We reviewed the medical records and prenatal imaging studies of 18 cases of marked in utero bladder distension in which a diagnosis of posterior urethral valves, the megacystis-megaureter association or the prune-belly syndrome was confirmed postnatally. Amniotic fluid volume and renal echogenicity were assessed before knowledge of the specific diagnosis. Oligohydramnios was graded as mild, moderate or severe. Increased renal echogenicity was defined as greater echogenicity of the renal cortex and/or medulla than of adjacent liver tissue. Postnatal imaging, clinical course and outcome were also reviewed.
The study included 15 cases with adequate followup, including 8 in which a diagnosis of posterior urethral valves was confirmed postnatally. Nonobstructive etiologies included the megacystis-megaureter association in 6 cases and the prune-belly syndrome in 1. Seven of the 8 patients with posterior urethral valves had moderate to severe oligohydramnios, whereas all but 1 with a nonobstructive etiology had normal amniotic fluid. Seven of the 8 cases with posterior urethral valves had a marked bilateral increase in renal echogenicity, while none of the nonobstructive cases had this finding.

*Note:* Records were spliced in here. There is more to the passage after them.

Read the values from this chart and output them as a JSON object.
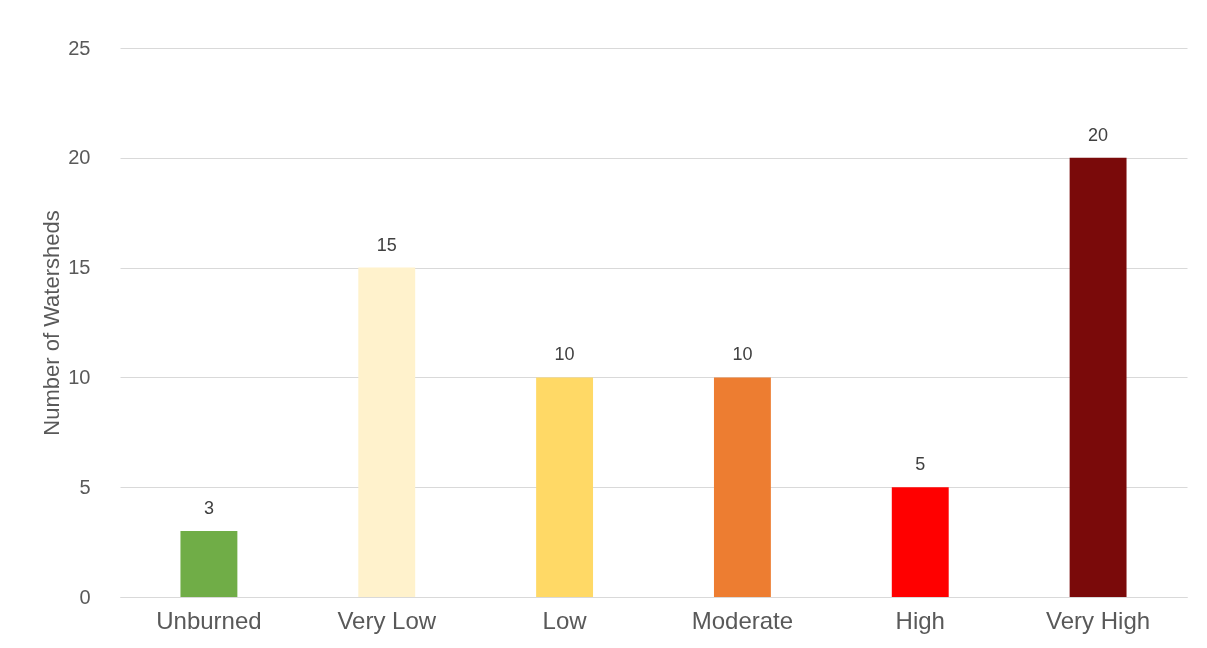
{
  "chart_data": {
    "type": "bar",
    "ylabel": "Number of Watersheds",
    "categories": [
      "Unburned",
      "Very Low",
      "Low",
      "Moderate",
      "High",
      "Very High"
    ],
    "values": [
      3,
      15,
      10,
      10,
      5,
      20
    ],
    "colors": [
      "#70ad47",
      "#fff2cc",
      "#ffd966",
      "#ed7d31",
      "#ff0000",
      "#7a0a0a"
    ],
    "ylim": [
      0,
      25
    ],
    "yticks": [
      0,
      5,
      10,
      15,
      20,
      25
    ],
    "grid": "y",
    "data_labels": true
  }
}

Increased renal echogenicity and oligohydramnios in the setting of bladder distension are highly predictive (87%) of an obstructive etiology. This finding is important in the prenatal counseling and treatment of boys with bilateral hydronephrosis and marked bladder dilatation.
男性胎儿子宫内膀胱扩张合并双侧肾盂积水可能由多种病理过程引起。膀胱增大患者的产前和产后治疗取决于导致这些变化的具体病因。我们提出了用于区分这些胎儿梗阻性和非梗阻性病因的特定超声标准。

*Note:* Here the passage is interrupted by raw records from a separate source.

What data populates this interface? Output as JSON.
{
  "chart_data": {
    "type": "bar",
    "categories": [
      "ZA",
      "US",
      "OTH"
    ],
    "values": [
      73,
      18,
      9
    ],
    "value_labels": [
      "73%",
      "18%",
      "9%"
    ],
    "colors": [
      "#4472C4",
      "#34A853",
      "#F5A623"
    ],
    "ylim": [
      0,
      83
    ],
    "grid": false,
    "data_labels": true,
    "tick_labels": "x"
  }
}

我们回顾了18例子宫内膀胱明显扩张病例的病历和产前影像学研究,这些病例在出生后确诊为后尿道瓣膜、巨膀胱-巨输尿管综合征或梅干腹综合征。在得知具体诊断之前评估羊水体积和肾脏回声。羊水过少分为轻度、中度或重度。肾脏回声增强定义为肾皮质和/或髓质的回声高于相邻肝脏组织。还回顾了产后影像学、临床过程和结局。
该研究包括15例有充分随访的病例,其中8例在出生后确诊为后尿道瓣膜。非梗阻性病因包括6例巨膀胱-巨输尿管综合征和1例梅干腹综合征。8例后尿道瓣膜患者中有7例有中度至重度羊水过少,而除1例非梗阻性病因患者外,其余患者羊水均正常。8例后尿道瓣膜病例中有7例肾脏回声明显双侧增强,而非梗阻性病例均无此表现。
膀胱扩张情况下肾脏回声增强和羊水过少对梗阻性病因具有高度预测性(87%)。这一发现对于双侧肾盂积水和膀胱明显扩张男孩的产前咨询和治疗具有重要意义。